PPS. What does all this have to do with educational uses of technology?   We know that technology, whether that technology is a computer or a piece of chalk, doesn't cause learning.  However, technology can serve the cause of learning by enabling people to learn in ways that might otherwise be difficult or impossible. 

  1. So, if you believe the Perry explanation, technology can give students more choices in how to learn, choices that stretch but don't go beyond the student's stage of understanding. That's a strategy that Perry scholars have recommended.
  2.  If you think that research experience was the key, computers and the Internet have vastly widened the scope of meaningful research open to undergraduates and students in K-12 schools.
  3. And if you think that being with friends is key, consider how to use modern technology to increase the ways in which people can bump into one another, and commune. 
To repeat, none of these uses of technology would compel all students to learn the beauty of that equation. But aren't they three interesting ways to water the seeds we plant?

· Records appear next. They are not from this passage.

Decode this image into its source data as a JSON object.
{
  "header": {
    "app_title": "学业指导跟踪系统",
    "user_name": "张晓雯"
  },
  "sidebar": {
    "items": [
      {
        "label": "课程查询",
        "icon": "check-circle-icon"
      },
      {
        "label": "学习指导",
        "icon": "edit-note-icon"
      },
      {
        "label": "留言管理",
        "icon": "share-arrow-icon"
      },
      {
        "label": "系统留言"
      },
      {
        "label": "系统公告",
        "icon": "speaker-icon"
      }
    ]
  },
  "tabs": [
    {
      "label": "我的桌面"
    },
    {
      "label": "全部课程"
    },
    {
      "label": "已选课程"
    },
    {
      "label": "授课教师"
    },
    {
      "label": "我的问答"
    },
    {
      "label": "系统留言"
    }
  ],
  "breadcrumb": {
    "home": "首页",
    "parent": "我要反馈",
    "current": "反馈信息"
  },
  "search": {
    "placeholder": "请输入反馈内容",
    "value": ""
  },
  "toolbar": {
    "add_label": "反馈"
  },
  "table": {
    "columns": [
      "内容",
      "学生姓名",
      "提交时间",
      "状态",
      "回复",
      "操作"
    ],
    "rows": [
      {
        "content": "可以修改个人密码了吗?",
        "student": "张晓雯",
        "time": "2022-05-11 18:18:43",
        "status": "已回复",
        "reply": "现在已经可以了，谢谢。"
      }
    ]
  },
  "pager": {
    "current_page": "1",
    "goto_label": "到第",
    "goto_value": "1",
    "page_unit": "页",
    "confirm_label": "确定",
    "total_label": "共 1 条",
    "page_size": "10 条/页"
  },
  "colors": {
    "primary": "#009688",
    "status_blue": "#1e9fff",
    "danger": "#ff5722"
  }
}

Thursday, February 5, 2015

Beyond the University: Why Liberal Education Matters, Michael Roth

  • Liberate
  • Animate
  • Cooperate
  • Instigate

Michael Roth, author of Beyond the University: Why Liberal Education Matters and President of Wesleyan University, used those four terms to summarize historical threads that have combined to justify and shape liberal education.  He explained them in a dynamic and sometimes hilarious keynote at American University's annual teaching day conference last month.  Roth's talk begins at the 57:44 mark of this video segment.

Liberate - as Jefferson and others argued, higher education is a process in which, through inquiry, students should learn who they can become, and what they can do.  This ideal is the opposite of the notion that students should first decide what to do, and then to college in order to become an X as quickly as possible. The latter is something between training and indoctrination, Roth argued, not a liberal (liberating) education.

Animate - As Emerson and others asserted, higher education should make elements of the world come alive for for the student while making the student more alive to that world. Things that had seemed dull, stupid or inscrutable can become marvelous, intimate, and awesome to a more educated human. 

Cooperate - American pragmatists argued that freedom is empty without cooperation and interdependence.  William James said that education is overcoming your blindness about how the world looks to others, why those others think as they do and feel as they do.  Education should attack the pathologies of individualism, not reinforce them. another thread: Jane Addams wanted an education that would prepare a student to make a better world, not to paralyze and distract them by only being able to finding the faults in the acts of others. Don't sacrifice compassionate understanding on the alter of critical thinking.

Instigate -John Dewey, Richard Rorty,and Emerson saw a goal of liberal education as helping students learn to think against the grain, to question and change what has been accepted as normal or obvious.

This is just one of the reasons why I've recently come to see more clearly that education for the workplace should not define higher ed:  potential student (a) picks a job, (b) picks a course of study, (c) succeeds in that course of study, and (d) gets that job).  Instead much of the hard work of higher education- that part that can take several years of work - is to developing the kinds of capabilities described above - capabilities essential for a respondible job, for becoming a citizen, and for becoming even more true to your self.